“Reach for the Stars: The Conquest of the Galaxy” is a turn-based, strategy / war simulation game. It is regarded as one of the first and best 4X (eXplore, eXpand, eXploit, eXterminate) games. The game was created and distributed by SSG Strategic Studies Group Pty Ltd.

The game’s universe is quite large, and in every star system there can be several planets. So, late in the game, you have to command vast space fleets while keeping your rapidly growing population from consuming all production. You can choose to play the game on the basic level (default) or the advanced level, which adds complexity and expands your options for research (which is quite limited), random events, and more. You start by commanding a home star in the galaxy, and you then extend to forming an interstellar empire, by colonizing far-off worlds, building powerful starships, and researching new technologies.

“Reach for the Stars” was strongly influenced by the board game “Stellar Conquest” published by Avalon Hill. But not wishing to burden themselves with having negotiate with a third party SSG decided to go their own way with the design rather than make a version of “Stellar Conquest”.

“Reach for the Stars” graphics are minimal, yet the tactical and strategic elements provide countless rich combinations for colony development and interstellar warfare. The software’s AI also offers a challenging opponent in single-player games. It is not uncommon for a “Reach for the Stars” game to take over twelve hours to complete in single-player mode and 24 hours with multiple players.

In Versions 1 to 3 of the game, the player starts off with one planet that has Level 1 technology and a middle level environment. Three types of ships are available:
1. Scouts – these are very inexpensive, and are incapable of fighting or carrying colonists.

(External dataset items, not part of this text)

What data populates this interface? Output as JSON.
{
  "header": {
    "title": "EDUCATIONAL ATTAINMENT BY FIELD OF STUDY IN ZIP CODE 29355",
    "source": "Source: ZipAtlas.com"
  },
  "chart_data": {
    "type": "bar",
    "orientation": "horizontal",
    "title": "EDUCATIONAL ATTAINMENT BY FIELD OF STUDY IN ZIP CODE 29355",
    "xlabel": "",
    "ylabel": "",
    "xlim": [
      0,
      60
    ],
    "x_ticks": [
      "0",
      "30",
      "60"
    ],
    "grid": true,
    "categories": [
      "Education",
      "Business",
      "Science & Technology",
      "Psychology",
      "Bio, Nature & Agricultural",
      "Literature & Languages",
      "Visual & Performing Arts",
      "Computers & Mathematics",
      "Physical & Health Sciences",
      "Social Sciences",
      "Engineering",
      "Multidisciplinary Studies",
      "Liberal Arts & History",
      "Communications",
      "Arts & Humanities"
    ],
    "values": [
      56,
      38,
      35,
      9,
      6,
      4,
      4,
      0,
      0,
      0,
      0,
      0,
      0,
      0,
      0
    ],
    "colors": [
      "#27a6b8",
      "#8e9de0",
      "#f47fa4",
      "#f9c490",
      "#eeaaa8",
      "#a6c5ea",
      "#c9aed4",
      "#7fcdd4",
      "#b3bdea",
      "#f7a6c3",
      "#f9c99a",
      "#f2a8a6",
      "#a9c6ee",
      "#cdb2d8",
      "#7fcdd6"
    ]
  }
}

These can be used as a low-cost, low-risk means to learn the composition of unknown star systems, or the locations and makeup of enemy fleets.
2. Transports – these are incapable of fighting, but can carry colonists.
3. Warships – these are incapable of carrying colonists, but can fight.

When you start the game, you have limited funds, and you have to decide where to invest the funds (technology upgrades, ships,or environmental upgrades). Upgrading a world’s planetary environment, for example, means that its population grows more quickly, thus improving production. This is a mixed blessing though, because if the population grows beyond the maximum allowed for that planet, the costs to feed the population skyrocket. Building a lot of ships early can win a player the game, if the player finds his enemies’ home planets before they manage to upgrade their military technology. On the other hand, this can lead to a loss if the player’s opponents upgrade first and attack with superior ships. Each turn is divided into two sections – a development phase, and a movement phase. In the development phase, you work on planetary production, by deciding what each planet will produce during that turn. In the movement phase, you have the option of sending ships to other star systems, in order to explore, colonize, or conquer.

Version Information

“Reach for the Stars” was written by Roger Keating and Ian Trout of SSG Australia, and was published in 1983 for the Commodore 64, and then for the Apple II in 1985. Version 3 of the game added a DOS port, though it did not share all of the features of the other platforms. The game was eventually ported to pre-Mac OS X versions of the Macintosh operating system, such as System 6. It was also ported to the Amiga and Apple IIGS, from the Mac OS version.